Forward Eric Williams, who also experienced knee woes during the off-season, returned for the final pre-season game in Portland and is ready to go. So too is Bonner, who missed the final three games of the pre-season with a calf strain.

NO. 2 BE ROAD WARRIORS

Last season, the Raptors were pushovers in the other guy's backyard. At the Air Canada Centre, Toronto put together a respectable 22-19 mark, but were 11-30 on the road. Peterson also will have to pick up his game away from the ACC. Last year, he averaged 15.1 points and shot 46% from the field at home, while managing just 10 points and 37% from the floor on the road.

NO. 3 REBOUND!

One of the club's major bugaboos last season was its inability to pull in rebounds.
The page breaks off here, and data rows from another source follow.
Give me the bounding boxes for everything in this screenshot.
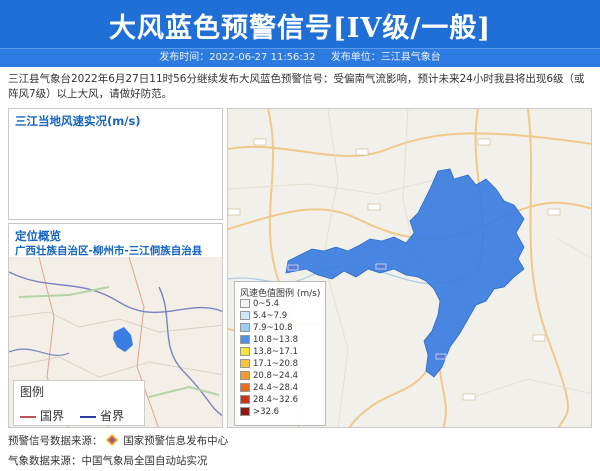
wind-legend-swatch — [240, 323, 250, 332]
wind-panel-title: 三江当地风速实况(m/s) — [15, 114, 141, 128]
wind-legend-row-6: 20.8~24.4 — [240, 371, 298, 382]
wind-legend-swatch — [240, 359, 250, 368]
publisher: 发布单位：三江县气象台 — [330, 52, 441, 63]
warning-banner: 大风蓝色预警信号[IV级/一般] 发布时间：2022-06-27 11:56:3… — [0, 0, 600, 67]
wind-legend-swatch — [240, 311, 250, 320]
warning-title: 大风蓝色预警信号[IV级/一般] — [109, 13, 491, 44]
wind-legend-row-7: 24.4~28.4 — [240, 383, 298, 394]
warning-source-line: 预警信号数据来源： 国家预警信息发布中心 — [8, 433, 228, 448]
wind-legend-row-2: 7.9~10.8 — [240, 323, 293, 334]
warning-source-link[interactable]: 国家预警信息发布中心 — [123, 435, 228, 447]
wind-speed-panel: 三江当地风速实况(m/s) — [8, 108, 223, 220]
locate-panel-subtitle: 广西壮族自治区-柳州市-三江侗族自治县 — [15, 245, 203, 257]
wind-legend-row-1: 5.4~7.9 — [240, 311, 287, 322]
warning-center-logo-icon — [105, 434, 118, 446]
wind-legend-row-8: 28.4~32.6 — [240, 395, 298, 406]
wind-speed-legend: 风速色值图例 (m/s) 0~5.4 5.4~7.9 7.9~10.8 10.8… — [234, 281, 326, 426]
legend-national-border: 国界 — [20, 407, 64, 424]
wind-legend-row-4: 13.8~17.1 — [240, 347, 298, 358]
publish-time: 发布时间：2022-06-27 11:56:32 — [159, 52, 316, 63]
location-overview-panel: 定位概览 广西壮族自治区-柳州市-三江侗族自治县 图例 国界 省界 — [8, 223, 223, 428]
wind-legend-swatch — [240, 383, 250, 392]
wind-legend-row-0: 0~5.4 — [240, 299, 279, 310]
warning-area-map[interactable]: 风速色值图例 (m/s) 0~5.4 5.4~7.9 7.9~10.8 10.8… — [227, 108, 592, 428]
wind-legend-swatch — [240, 299, 250, 308]
wind-legend-swatch — [240, 371, 250, 380]
warning-meta: 发布时间：2022-06-27 11:56:32 发布单位：三江县气象台 — [0, 48, 600, 67]
warning-description: 三江县气象台2022年6月27日11时56分继续发布大风蓝色预警信号：受偏南气流… — [8, 73, 585, 100]
weather-source-line: 气象数据来源：中国气象局全国自动站实况 — [8, 455, 208, 467]
national-border-line — [20, 415, 36, 418]
wind-legend-row-9: >32.6 — [240, 407, 279, 418]
location-map[interactable]: 图例 国界 省界 — [9, 256, 222, 427]
wind-legend-row-3: 10.8~13.8 — [240, 335, 298, 346]
boundary-legend: 图例 国界 省界 — [13, 380, 145, 426]
legend-province-border: 省界 — [80, 407, 124, 424]
boundary-legend-title: 图例 — [20, 385, 45, 399]
wind-legend-swatch — [240, 335, 250, 344]
locate-panel-title: 定位概览 — [15, 229, 61, 243]
wind-legend-row-5: 17.1~20.8 — [240, 359, 298, 370]
wind-legend-swatch — [240, 407, 250, 416]
province-border-line — [80, 415, 96, 418]
wind-legend-title: 风速色值图例 (m/s) — [240, 289, 321, 299]
wind-legend-swatch — [240, 347, 250, 356]
warning-source-label: 预警信号数据来源： — [8, 435, 103, 447]
wind-legend-swatch — [240, 395, 250, 404]
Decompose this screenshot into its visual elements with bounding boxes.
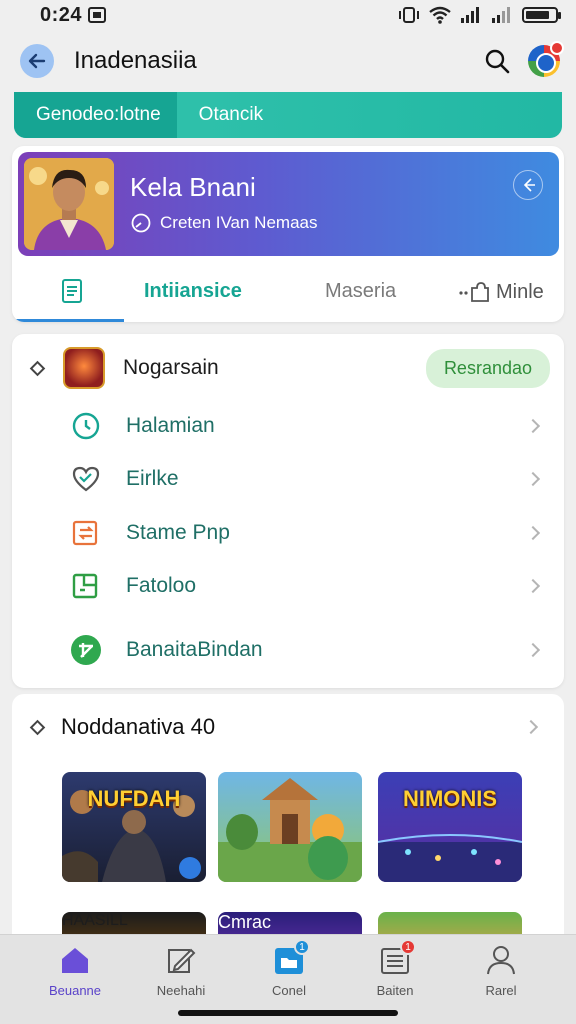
- nav-label: Beuanne: [48, 983, 102, 998]
- person-icon: [484, 943, 518, 977]
- game-thumb-1[interactable]: NUFDAH: [62, 772, 206, 882]
- wifi-icon: [429, 6, 451, 24]
- puzzle-icon: [70, 570, 102, 602]
- avatar-illustration: [24, 158, 114, 250]
- notification-icon: [88, 7, 107, 23]
- nav-badge: 1: [294, 939, 310, 955]
- game-art: [218, 778, 362, 882]
- puzzle-icon: [459, 282, 489, 302]
- timer-icon: [131, 213, 151, 233]
- nav-label: Neehahi: [156, 983, 206, 998]
- page-title: Inadenasiia: [74, 47, 197, 74]
- profile-tabs: Intiiansice Maseria Minle: [12, 258, 564, 322]
- banner-segment-2[interactable]: Otancik: [177, 92, 285, 138]
- swap-icon: [70, 517, 102, 549]
- game-logo-icon: [63, 347, 105, 389]
- list-item-halamian[interactable]: Halamian: [70, 406, 544, 446]
- list-item-fatoloo[interactable]: Fatoloo: [70, 566, 544, 606]
- tab-document[interactable]: [60, 278, 84, 304]
- list-item-label: Fatoloo: [126, 574, 197, 597]
- profile-name: Kela Bnani: [130, 172, 256, 202]
- chevron-right-icon: [525, 418, 541, 434]
- profile-banner: Kela Bnani Creten IVan Nemaas: [18, 152, 559, 256]
- home-indicator[interactable]: [178, 1010, 398, 1016]
- recommend-pill-button[interactable]: Resrandao: [425, 348, 550, 388]
- grid-icon: [70, 634, 102, 666]
- game-thumb-title: NIMONIS: [402, 786, 498, 811]
- game-thumb-title: NUFDAH: [87, 786, 181, 811]
- banner-segment-1[interactable]: Genodeo:lotne: [14, 92, 177, 138]
- games-title: Noddanativa 40: [61, 714, 216, 739]
- list-item-label: Eirlke: [126, 467, 179, 490]
- game-thumb-title: HAASILL: [62, 912, 128, 929]
- profile-picture[interactable]: [24, 158, 114, 250]
- app-bar: Inadenasiia: [0, 32, 576, 90]
- status-time: 0:24: [40, 3, 83, 26]
- back-button[interactable]: [20, 44, 54, 78]
- heart-icon: [70, 463, 102, 495]
- signal-2-icon: [492, 7, 510, 23]
- list-item-eirlke[interactable]: Eirlke: [70, 459, 544, 499]
- nav-edit[interactable]: Neehahi: [136, 943, 226, 998]
- folder-icon: 1: [272, 939, 310, 977]
- news-icon: 1: [378, 939, 416, 977]
- document-icon: [62, 279, 82, 303]
- clock-icon: [70, 410, 102, 442]
- nav-news[interactable]: 1 Baiten: [350, 939, 440, 998]
- chevron-right-icon: [525, 471, 541, 487]
- menu-title: Nogarsain: [123, 356, 219, 379]
- vibrate-icon: [399, 7, 419, 23]
- diamond-icon: [29, 360, 46, 376]
- menu-header: Nogarsain Resrandao: [29, 347, 550, 389]
- profile-share-button[interactable]: [513, 170, 543, 200]
- list-item-label: BanaitaBindan: [126, 638, 263, 661]
- nav-badge: 1: [400, 939, 416, 955]
- nav-profile[interactable]: Rarel: [456, 943, 546, 998]
- arrow-left-icon: [28, 53, 46, 69]
- nav-label: Rarel: [485, 983, 517, 998]
- nav-label: Baiten: [376, 983, 414, 998]
- menu-card: Nogarsain Resrandao Halamian Eirlke Stam…: [12, 334, 564, 688]
- profile-subtitle: Creten IVan Nemaas: [160, 213, 318, 232]
- tab-overview[interactable]: Intiiansice: [144, 280, 242, 303]
- game-thumb-3[interactable]: NIMONIS: [378, 772, 522, 882]
- search-icon: [485, 49, 510, 74]
- tab-more[interactable]: Minle: [458, 280, 544, 304]
- diamond-icon: [29, 719, 46, 735]
- chevron-right-icon: [525, 578, 541, 594]
- chevron-right-icon: [523, 719, 539, 735]
- edit-icon: [164, 943, 198, 977]
- chevron-right-icon: [525, 642, 541, 658]
- nav-folder[interactable]: 1 Conel: [244, 939, 334, 998]
- nav-home[interactable]: Beuanne: [30, 943, 120, 998]
- battery-icon: [522, 7, 561, 23]
- account-avatar[interactable]: [528, 41, 564, 77]
- profile-subtitle-row: Creten IVan Nemaas: [130, 212, 317, 234]
- games-header[interactable]: Noddanativa 40: [29, 710, 542, 744]
- share-icon: [523, 178, 535, 192]
- game-thumb-2[interactable]: [218, 772, 362, 882]
- list-item-banaitabindan[interactable]: BanaitaBindan: [70, 630, 544, 670]
- tab-material[interactable]: Maseria: [325, 280, 396, 303]
- tab-more-label: Minle: [496, 280, 544, 303]
- list-item-label: Halamian: [126, 414, 215, 437]
- list-item-stame-pnp[interactable]: Stame Pnp: [70, 513, 544, 553]
- nav-label: Conel: [272, 983, 306, 998]
- chevron-right-icon: [525, 525, 541, 541]
- signal-icon: [461, 7, 479, 23]
- search-button[interactable]: [480, 44, 514, 78]
- profile-card: Kela Bnani Creten IVan Nemaas Intiiansic…: [12, 146, 564, 322]
- game-thumb-title: Cmrac: [218, 912, 271, 932]
- games-section: Noddanativa 40 NUFDAH NIMONIS HAASILL Cm…: [12, 694, 564, 954]
- home-icon: [58, 943, 92, 977]
- status-bar: 0:24: [0, 0, 576, 30]
- category-banner: Genodeo:lotne Otancik: [14, 92, 562, 138]
- tab-active-indicator: [12, 319, 124, 322]
- notification-dot: [550, 41, 564, 55]
- list-item-label: Stame Pnp: [126, 521, 230, 544]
Toronto averaged 40.10 boards per game, fourth-worse in the NBA.

Fixing that part of their game will be difficult as the pre-season demonstrated. The Raptors failed to out-rebound anyone.

Barring the addition of a proven rebounder, Mitchell is imploring each and every one of his troops to make a conscious effort to improve their rebounding, hoping they can make up for the lack of a quality rebounding by rebounding by committee.

NO. 4 PLAY BETTER D

Another glaring hole. Last year, the Raptors, despite their record, was a dynamic team, averaging close to 100 points. They also yielded 101.4 points. Peterson has become an excellent defender, having Alvin Williams back helps, James is an upgrade from Rafer Alston defensively, and defence is also a big part of Graham's game, so Mitchell can see some light at the end of the court. He'll also need Rose and Bosh to step up that part of their game.

NO. 5 LEARN QUICKLY

The young players will make or break this team. It's that simple. Mitchell will have no choice but to play his high-profile first-year prospects.

One player the Raptors were hoping to see improve this season is second year forward Pape Sow, who is very athletic, strong and a good natural rebounder. However, after missing the pre-season because of a groin strain, it seems Sow is destined to be sent to the club's National Development League team in Arkansas. And if Babcock manages to fill the club's final roster spot with a veteran centre, Araujo also play on the Rimrockers.

"We always said, it takes big guys longer to develop," Mitchell said of Araujo. "But he's making improvements (especially two of the past three games). As long as he continues to work we're going to be encouraged by it."

"All young players are going through highs and lows, there's going to be highs and lows for Charlie and Joey and Jose," the coach added.

Araujo, the favourite whipping boy of the fans and media, has shown improvement during the pre-season, particularly his scoring touch, but the big Brazilian, who dropped 20 pounds from last season, still needs to work on his quickness and rebounding.

NO. 6 AVOID DOUBLE TROUBLE

The Raptors need Bosh to work his way through the various double-teams this year.

Now that he's a star on a mediocre team, Bosh is going to receive a lot of attention and he'll have to figure out a way to take advantage by using his teammates.

It could be a long year. But, hey, as Bonner said recently: "The last time I checked, we're still undefeated."